By Laurie Bedord, Future Ag Communicators Chair
For some students, a summer internship has become a staple of the college experience. But is it really as important as it seems?
The answer is yes!
An internship is an integral part to the process of planning a career. This opportunity provides valuable insights that can only be gained through first-hand experience. It also provides a foundation for your later career to be built upon.
As a potential employer, it’s always good to see that an applicant has prior experience – even if it’s in a different area. Yet, we often hear college students say that to gain that experience, they have to have had a job. Not only does an internship qualify as job experience, it looks good on a resume!
Providing exceptional opportunities for future agricultural communicators to test drive a career is also at the heart of the AAEA Ag Communicators Network editorial and marketing communications internships.
Each intern earns a $4,500 stipend for approximately 10 weeks and another $1,000 toward the cost of attending the Agricultural Media Summit. As a member-driven, non-profit organization, the Professional Improvement Foundation (PIF) provides funding, direction and input for these openings.
Continuing this educational and experiential legacy for years to come is a top priority for PIF. What that means is ensuring that our members see the value students gain from this program as well as the importance of steadily growing this initiative.
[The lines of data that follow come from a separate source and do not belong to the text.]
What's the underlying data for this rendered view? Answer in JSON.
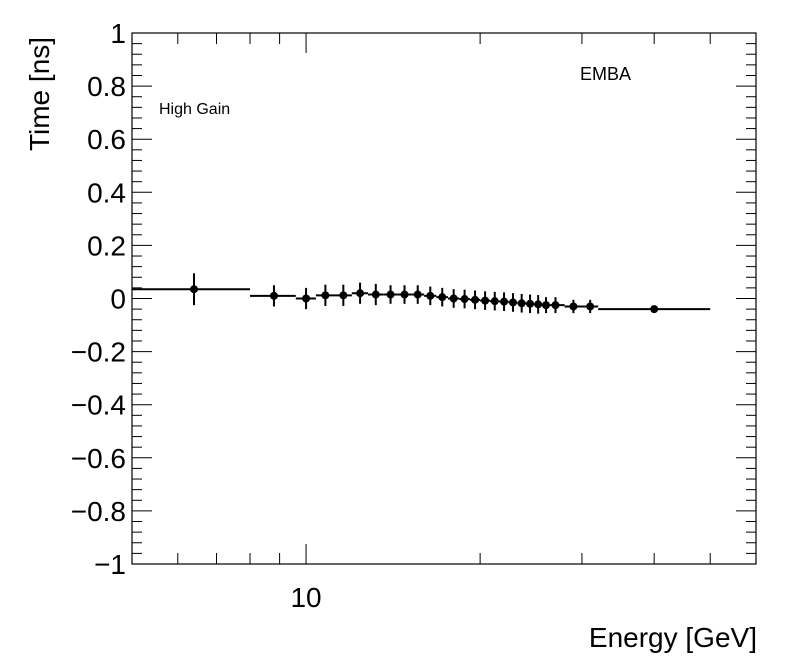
{
  "chart_data": {
    "type": "scatter",
    "title": "",
    "xlabel": "Energy [GeV]",
    "ylabel": "Time [ns]",
    "x_scale": "log",
    "xlim": [
      5,
      60
    ],
    "ylim": [
      -1,
      1
    ],
    "x_tick_labels": [
      {
        "value": 10,
        "label": "10"
      }
    ],
    "y_ticks": [
      -1,
      -0.8,
      -0.6,
      -0.4,
      -0.2,
      0,
      0.2,
      0.4,
      0.6,
      0.8,
      1
    ],
    "y_tick_labels": [
      "−1",
      "−0.8",
      "−0.6",
      "−0.4",
      "−0.2",
      "0",
      "0.2",
      "0.4",
      "0.6",
      "0.8",
      "1"
    ],
    "annotations": [
      "High Gain",
      "EMBA"
    ],
    "grid": false,
    "legend": false,
    "series": [
      {
        "points": [
          {
            "x": 6.4,
            "y": 0.035,
            "xlo": 5.0,
            "xhi": 8.0,
            "yerr": 0.06
          },
          {
            "x": 8.8,
            "y": 0.01,
            "xlo": 8.0,
            "xhi": 9.6,
            "yerr": 0.04
          },
          {
            "x": 10.0,
            "y": 0.0,
            "xlo": 9.6,
            "xhi": 10.4,
            "yerr": 0.04
          },
          {
            "x": 10.8,
            "y": 0.012,
            "xlo": 10.4,
            "xhi": 11.2,
            "yerr": 0.04
          },
          {
            "x": 11.6,
            "y": 0.012,
            "xlo": 11.2,
            "xhi": 12.0,
            "yerr": 0.04
          },
          {
            "x": 12.4,
            "y": 0.02,
            "xlo": 12.0,
            "xhi": 12.8,
            "yerr": 0.04
          },
          {
            "x": 13.2,
            "y": 0.015,
            "xlo": 12.8,
            "xhi": 13.6,
            "yerr": 0.04
          },
          {
            "x": 14.0,
            "y": 0.015,
            "xlo": 13.6,
            "xhi": 14.4,
            "yerr": 0.035
          },
          {
            "x": 14.8,
            "y": 0.015,
            "xlo": 14.4,
            "xhi": 15.2,
            "yerr": 0.035
          },
          {
            "x": 15.6,
            "y": 0.015,
            "xlo": 15.2,
            "xhi": 16.0,
            "yerr": 0.035
          },
          {
            "x": 16.4,
            "y": 0.01,
            "xlo": 16.0,
            "xhi": 16.8,
            "yerr": 0.035
          },
          {
            "x": 17.2,
            "y": 0.005,
            "xlo": 16.8,
            "xhi": 17.6,
            "yerr": 0.035
          },
          {
            "x": 18.0,
            "y": 0.0,
            "xlo": 17.6,
            "xhi": 18.4,
            "yerr": 0.035
          },
          {
            "x": 18.8,
            "y": -0.002,
            "xlo": 18.4,
            "xhi": 19.2,
            "yerr": 0.035
          },
          {
            "x": 19.6,
            "y": -0.005,
            "xlo": 19.2,
            "xhi": 20.0,
            "yerr": 0.035
          },
          {
            "x": 20.4,
            "y": -0.008,
            "xlo": 20.0,
            "xhi": 20.8,
            "yerr": 0.035
          },
          {
            "x": 21.2,
            "y": -0.01,
            "xlo": 20.8,
            "xhi": 21.6,
            "yerr": 0.035
          },
          {
            "x": 22.0,
            "y": -0.012,
            "xlo": 21.6,
            "xhi": 22.4,
            "yerr": 0.035
          },
          {
            "x": 22.8,
            "y": -0.015,
            "xlo": 22.4,
            "xhi": 23.2,
            "yerr": 0.035
          },
          {
            "x": 23.6,
            "y": -0.018,
            "xlo": 23.2,
            "xhi": 24.0,
            "yerr": 0.035
          },
          {
            "x": 24.4,
            "y": -0.02,
            "xlo": 24.0,
            "xhi": 24.8,
            "yerr": 0.035
          },
          {
            "x": 25.2,
            "y": -0.022,
            "xlo": 24.8,
            "xhi": 25.6,
            "yerr": 0.035
          },
          {
            "x": 26.0,
            "y": -0.025,
            "xlo": 25.6,
            "xhi": 26.4,
            "yerr": 0.03
          },
          {
            "x": 27.0,
            "y": -0.025,
            "xlo": 26.4,
            "xhi": 28.0,
            "yerr": 0.03
          },
          {
            "x": 29.0,
            "y": -0.03,
            "xlo": 28.0,
            "xhi": 30.0,
            "yerr": 0.025
          },
          {
            "x": 31.0,
            "y": -0.03,
            "xlo": 30.0,
            "xhi": 32.0,
            "yerr": 0.025
          },
          {
            "x": 40.0,
            "y": -0.04,
            "xlo": 32.0,
            "xhi": 50.0,
            "yerr": 0.01
          }
        ]
      }
    ]
  }
}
The contributions that support PIF initiatives like internships come from a variety of sources including an Ag Media Summit grant, donations through member renewals, past president and trustee donations, and sponsorships.
For example, G&G Communications and Sage Communications have helped support the marketing communications internship for a number of years. While funding for the editorial internship has come from PIF’s annual operating budget, there is an opportunity for the right company or group to sponsor this internship as well.
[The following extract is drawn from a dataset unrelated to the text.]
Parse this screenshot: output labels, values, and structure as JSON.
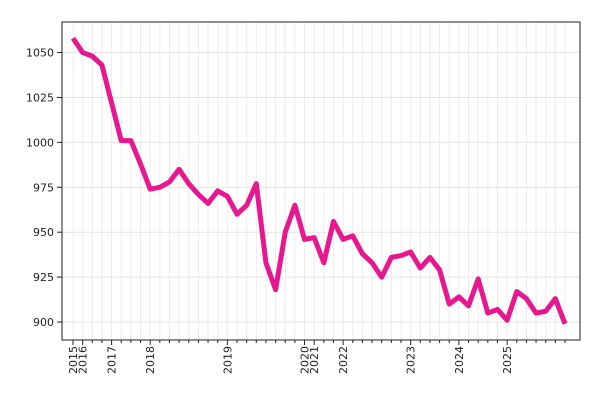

Although these sources have proven fruitful in the past, we know we must also explore new revenue streams. As we look to 2018, PIF is working to expand its reach beyond the traditional resources so we can continue to offer and expand upon the invaluable opportunities our programs for future agricultural communicators present.
Students hired as interns should be paid…no, they actually NEED to be paid.
I’ve worked in higher education as a journalism faculty member for more than 20 years. In the last 10 years, I can count on one hand the number of students I’ve known who weren’t holding down a job and attending school. I’ve encountered more than a few, with families, who worked full-time and attended school full-time.
I won’t burden you with how much a college education costs. What I will relate is that when you offer an unpaid internship to a student, and they accept, not only will they give up a semester of making a couple of thousand dollars for school while living at home, they’ll also be required to pay pay tuition fees for the internship credits (three to six, depending on the hours they spend in your employ) in order for it to count toward graduation.
My first full-time faculty position paid me $44,000 a year: exactly, $1,000 less than I owed the feds for my student loans. The monthly nut for paying it back? $500. And that was 16 years ago. This kind of debt is not uncommon among graduating seniors today.
Yes, students need internship experience but they also need the money. The two should not be mutually exclusive.
Thank you, AAEA, for this leadership by example.